Take a look at the data files (excel). There are numbers with and without capital gains.

Stephen,

Much obliged, that's quite helpful. There's a clear cyclical trend in the capital gains numbers (probably reflecting stock market performance - 2008 will be ugly), but it isn't clear that there's a noticeable temporal trend which is driving income inequality, or that capital gains account for a significant portion of the incomes of the top 0.01%, they probably average about 10% of their income in any given year.

Bob: "In fact, whereas 50 years ago, capital income would have accounted for over half of the income of the top 0.01% of income earners, by 2007 capital income accounted for a little over 20% of the incomes of the top 0.01%. 70+% of what the top 0.01% earns is employment income."

That fact *really* surprised me. I must have paid too much attention to Marx. The rich are supposed to be all capitalists. 70% is about the same as, or even greater than, the percentage of labour income to total income in aggregate! My God! Are capitalists poorer than average? Are they all pensioners?

That's one of the things that strikes me about these numbers as well. It made sense to think of capitalist==rich in 1848, and even in 1948. But it's not so easy to make that equivalence now. Is a CEO making $10m a worker whose interests must be defended, while a retired teacher is a reviled capitalist?

I suppose we could go back to the point about who *controls* the means of production, but that simply begs the question of how CEOs managed to gain control without ownership.

The line that the Barenaked Ladies cut at the last minute:

"If I had a million dollars, I'd set up a trust fund...one for my kids."

Or buy an apartment building, set up a holding company, buy an island ... Just because people don't have taxable capital income doesn't mean they aren't capitalists. All it means is that they have a good tax accountant,


"simply begs the question of how CEOs managed to gain control without ownership."

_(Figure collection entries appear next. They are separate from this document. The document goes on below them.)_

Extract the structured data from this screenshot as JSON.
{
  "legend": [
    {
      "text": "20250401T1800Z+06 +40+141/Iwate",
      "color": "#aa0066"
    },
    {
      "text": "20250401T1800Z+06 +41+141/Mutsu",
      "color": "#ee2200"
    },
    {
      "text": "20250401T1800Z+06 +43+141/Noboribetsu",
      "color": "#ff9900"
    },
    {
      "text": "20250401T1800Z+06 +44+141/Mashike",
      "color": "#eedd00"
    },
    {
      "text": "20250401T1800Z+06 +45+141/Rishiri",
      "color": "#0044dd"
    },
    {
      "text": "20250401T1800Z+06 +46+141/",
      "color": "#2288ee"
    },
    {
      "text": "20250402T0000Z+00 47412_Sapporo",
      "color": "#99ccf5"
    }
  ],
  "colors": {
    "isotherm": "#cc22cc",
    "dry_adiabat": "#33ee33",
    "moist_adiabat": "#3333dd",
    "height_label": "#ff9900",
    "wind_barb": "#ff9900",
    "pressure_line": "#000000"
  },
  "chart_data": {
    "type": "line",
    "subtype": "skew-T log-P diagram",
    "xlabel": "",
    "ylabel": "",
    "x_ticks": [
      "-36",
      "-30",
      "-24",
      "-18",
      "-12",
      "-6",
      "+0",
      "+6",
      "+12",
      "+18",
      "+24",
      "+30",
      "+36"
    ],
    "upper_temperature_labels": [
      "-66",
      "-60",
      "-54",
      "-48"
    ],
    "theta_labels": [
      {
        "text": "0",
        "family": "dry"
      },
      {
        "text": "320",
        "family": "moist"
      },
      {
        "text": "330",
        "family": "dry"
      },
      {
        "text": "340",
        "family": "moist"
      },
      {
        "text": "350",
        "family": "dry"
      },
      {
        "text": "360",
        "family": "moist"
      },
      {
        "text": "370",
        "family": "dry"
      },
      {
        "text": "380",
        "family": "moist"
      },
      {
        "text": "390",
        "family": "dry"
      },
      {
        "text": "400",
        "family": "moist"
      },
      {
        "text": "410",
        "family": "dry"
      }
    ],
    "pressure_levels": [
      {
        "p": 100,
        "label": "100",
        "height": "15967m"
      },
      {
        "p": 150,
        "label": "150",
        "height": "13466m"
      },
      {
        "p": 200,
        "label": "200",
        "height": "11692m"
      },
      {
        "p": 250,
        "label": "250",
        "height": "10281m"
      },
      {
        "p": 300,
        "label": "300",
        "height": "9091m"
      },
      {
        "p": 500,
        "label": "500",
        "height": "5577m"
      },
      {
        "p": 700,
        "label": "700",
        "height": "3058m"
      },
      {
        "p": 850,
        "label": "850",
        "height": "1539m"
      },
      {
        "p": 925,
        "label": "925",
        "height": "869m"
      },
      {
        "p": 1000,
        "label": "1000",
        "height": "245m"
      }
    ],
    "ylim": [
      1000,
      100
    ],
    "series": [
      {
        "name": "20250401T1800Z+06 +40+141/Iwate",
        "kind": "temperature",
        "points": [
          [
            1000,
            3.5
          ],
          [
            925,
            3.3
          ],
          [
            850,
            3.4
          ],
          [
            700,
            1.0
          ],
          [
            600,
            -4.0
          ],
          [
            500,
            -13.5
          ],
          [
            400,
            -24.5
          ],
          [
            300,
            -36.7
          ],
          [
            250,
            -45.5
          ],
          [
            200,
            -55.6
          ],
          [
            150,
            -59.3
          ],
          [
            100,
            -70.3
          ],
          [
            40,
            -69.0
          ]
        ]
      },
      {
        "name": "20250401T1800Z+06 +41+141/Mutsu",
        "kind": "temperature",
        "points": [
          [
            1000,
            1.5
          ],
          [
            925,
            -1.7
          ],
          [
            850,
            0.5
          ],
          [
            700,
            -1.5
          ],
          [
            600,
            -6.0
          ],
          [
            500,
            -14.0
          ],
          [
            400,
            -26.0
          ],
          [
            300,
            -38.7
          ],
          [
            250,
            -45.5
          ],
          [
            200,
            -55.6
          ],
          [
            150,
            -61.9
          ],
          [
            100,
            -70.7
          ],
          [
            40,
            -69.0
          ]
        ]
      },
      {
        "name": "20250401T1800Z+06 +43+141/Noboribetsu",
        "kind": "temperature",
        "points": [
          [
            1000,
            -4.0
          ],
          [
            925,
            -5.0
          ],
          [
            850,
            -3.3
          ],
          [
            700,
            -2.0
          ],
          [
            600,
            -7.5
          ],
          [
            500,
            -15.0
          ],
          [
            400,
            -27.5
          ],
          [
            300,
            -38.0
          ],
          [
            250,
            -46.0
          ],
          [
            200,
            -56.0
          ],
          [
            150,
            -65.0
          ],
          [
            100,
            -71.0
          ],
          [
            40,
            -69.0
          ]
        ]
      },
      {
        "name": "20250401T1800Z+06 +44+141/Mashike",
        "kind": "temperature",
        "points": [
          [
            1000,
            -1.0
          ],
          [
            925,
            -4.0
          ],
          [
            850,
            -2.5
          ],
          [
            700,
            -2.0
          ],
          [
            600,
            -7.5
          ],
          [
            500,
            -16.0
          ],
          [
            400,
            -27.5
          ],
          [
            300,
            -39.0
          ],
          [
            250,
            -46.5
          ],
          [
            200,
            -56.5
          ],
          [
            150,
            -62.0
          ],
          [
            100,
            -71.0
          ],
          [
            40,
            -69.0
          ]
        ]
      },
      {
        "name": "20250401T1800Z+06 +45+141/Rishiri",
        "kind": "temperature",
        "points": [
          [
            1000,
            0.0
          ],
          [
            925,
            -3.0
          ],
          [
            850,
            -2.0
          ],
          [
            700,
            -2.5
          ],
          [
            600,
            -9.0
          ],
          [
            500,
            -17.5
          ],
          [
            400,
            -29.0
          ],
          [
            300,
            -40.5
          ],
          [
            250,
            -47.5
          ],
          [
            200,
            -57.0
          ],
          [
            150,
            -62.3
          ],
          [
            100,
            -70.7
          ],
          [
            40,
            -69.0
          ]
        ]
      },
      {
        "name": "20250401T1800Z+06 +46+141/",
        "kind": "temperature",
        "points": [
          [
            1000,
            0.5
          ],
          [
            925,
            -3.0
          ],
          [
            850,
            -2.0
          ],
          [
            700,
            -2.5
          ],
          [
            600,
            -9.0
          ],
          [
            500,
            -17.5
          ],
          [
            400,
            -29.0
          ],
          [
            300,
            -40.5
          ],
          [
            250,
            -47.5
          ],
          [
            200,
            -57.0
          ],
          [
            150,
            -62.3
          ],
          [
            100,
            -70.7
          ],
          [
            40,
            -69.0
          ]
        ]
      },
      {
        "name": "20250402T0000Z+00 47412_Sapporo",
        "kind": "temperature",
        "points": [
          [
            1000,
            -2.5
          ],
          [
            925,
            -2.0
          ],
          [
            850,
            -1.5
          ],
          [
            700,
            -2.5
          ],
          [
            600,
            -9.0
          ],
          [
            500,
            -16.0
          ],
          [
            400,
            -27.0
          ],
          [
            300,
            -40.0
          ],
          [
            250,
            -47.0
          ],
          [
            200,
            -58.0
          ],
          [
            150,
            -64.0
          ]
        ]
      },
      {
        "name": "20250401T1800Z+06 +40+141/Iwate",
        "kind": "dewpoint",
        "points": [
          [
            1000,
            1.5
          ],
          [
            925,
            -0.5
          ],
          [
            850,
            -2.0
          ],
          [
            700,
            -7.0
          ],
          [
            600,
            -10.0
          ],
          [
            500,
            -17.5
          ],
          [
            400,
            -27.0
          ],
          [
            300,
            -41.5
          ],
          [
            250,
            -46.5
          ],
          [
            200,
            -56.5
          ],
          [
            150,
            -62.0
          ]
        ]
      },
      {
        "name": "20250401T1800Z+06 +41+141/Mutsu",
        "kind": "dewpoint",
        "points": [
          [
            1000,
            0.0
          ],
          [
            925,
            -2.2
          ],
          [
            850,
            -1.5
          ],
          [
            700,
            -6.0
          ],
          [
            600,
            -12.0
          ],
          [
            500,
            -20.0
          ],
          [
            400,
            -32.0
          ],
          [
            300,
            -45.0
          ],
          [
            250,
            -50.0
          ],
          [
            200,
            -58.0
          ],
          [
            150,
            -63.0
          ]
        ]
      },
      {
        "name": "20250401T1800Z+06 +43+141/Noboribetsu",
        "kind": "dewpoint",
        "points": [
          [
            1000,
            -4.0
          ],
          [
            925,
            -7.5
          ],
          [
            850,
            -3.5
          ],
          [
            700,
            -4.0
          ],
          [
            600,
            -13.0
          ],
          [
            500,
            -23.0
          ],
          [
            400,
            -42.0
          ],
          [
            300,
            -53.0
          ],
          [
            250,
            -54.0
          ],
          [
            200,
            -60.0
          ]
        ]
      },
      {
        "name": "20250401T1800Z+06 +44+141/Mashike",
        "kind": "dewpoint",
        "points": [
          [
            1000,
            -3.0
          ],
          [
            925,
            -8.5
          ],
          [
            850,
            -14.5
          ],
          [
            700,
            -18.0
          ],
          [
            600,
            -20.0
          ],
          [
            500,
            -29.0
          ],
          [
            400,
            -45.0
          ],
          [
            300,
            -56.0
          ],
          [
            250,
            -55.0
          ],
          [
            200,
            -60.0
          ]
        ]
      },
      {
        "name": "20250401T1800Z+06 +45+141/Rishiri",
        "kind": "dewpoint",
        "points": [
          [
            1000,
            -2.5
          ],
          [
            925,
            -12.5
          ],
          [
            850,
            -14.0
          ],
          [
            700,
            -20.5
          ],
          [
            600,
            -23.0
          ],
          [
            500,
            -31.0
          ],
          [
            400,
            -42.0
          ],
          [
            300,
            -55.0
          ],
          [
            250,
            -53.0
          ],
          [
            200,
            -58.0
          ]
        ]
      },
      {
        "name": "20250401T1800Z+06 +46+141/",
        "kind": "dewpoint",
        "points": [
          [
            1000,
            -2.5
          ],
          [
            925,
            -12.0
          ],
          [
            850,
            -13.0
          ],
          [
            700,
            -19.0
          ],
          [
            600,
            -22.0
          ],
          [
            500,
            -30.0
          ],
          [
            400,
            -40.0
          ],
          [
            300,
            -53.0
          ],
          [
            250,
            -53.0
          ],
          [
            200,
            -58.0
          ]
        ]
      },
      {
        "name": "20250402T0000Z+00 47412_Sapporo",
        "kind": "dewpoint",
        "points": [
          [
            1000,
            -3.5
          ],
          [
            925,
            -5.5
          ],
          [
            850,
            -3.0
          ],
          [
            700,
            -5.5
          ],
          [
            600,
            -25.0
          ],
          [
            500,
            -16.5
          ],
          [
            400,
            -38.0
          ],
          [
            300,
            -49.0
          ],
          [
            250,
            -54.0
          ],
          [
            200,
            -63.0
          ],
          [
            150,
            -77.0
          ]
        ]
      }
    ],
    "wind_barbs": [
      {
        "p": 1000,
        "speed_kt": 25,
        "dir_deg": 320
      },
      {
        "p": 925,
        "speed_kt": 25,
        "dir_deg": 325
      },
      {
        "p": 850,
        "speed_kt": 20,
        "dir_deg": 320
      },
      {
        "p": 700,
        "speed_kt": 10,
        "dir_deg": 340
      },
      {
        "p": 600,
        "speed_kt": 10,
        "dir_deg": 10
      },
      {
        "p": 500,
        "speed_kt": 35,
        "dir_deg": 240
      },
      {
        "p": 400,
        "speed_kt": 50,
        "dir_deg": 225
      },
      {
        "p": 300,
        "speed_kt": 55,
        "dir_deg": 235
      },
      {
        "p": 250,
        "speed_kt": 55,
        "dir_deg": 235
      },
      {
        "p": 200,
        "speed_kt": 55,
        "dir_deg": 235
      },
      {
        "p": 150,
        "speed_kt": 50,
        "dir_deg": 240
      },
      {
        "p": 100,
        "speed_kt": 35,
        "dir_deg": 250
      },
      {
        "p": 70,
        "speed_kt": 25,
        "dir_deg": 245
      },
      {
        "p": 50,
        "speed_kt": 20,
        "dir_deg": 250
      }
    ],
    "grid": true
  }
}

You mean being white, male, and taller than average doesn't explain it? ;)

I think they hold the capital hostage and demand a ransom: "Pay me tons of money or I'll kill this stock". So no dividends for granny.

To figure out why top corporate income earners get the compensation they do (not so much in Japan or Europe BTW), you have to read Galbraith, not Marx.

Galbraith identified the consequences of corporate structure a long time ago ("The New Industrial State"). In particular, he noted a transfer of income from owners to officers.

DH said: "With this type of taxation do you think we'd have any high income earners?"

That is the point, no high income earners who won't retire and spend down some to most of what they made.

DH said :"They'd all go somewhere where they can keep their income.... I would."

Bye and replace them.

DH said: "And they'd take a lot of jobs along with them."

The businesses and the jobs stay. If they try to net export from somewhere else, don't allow it.

The point of loopholes and tax evasion is to get a nominal low income on the tax returns that doesnt reflect reality. Capital income is far easier to circumvent. Actual income share for labour is most likely much lower.

That may be trueto a degree (although, in practice, I think you'd find it's not that easy to circumvent tax on capital income, at most you can defer it or have it recharacterized as something to be taxed at a more favourable rate), but that would have been true 50 or 35 years ago as well (more so, since the Income Tax Act has been tighened up considerably since the 1970's to prevent what is seen as abusive tax avoidance). That wage income has increased steadily as a proportion of the incomes of the very rich suggests a more fundamental structural change than mere tax avoidance.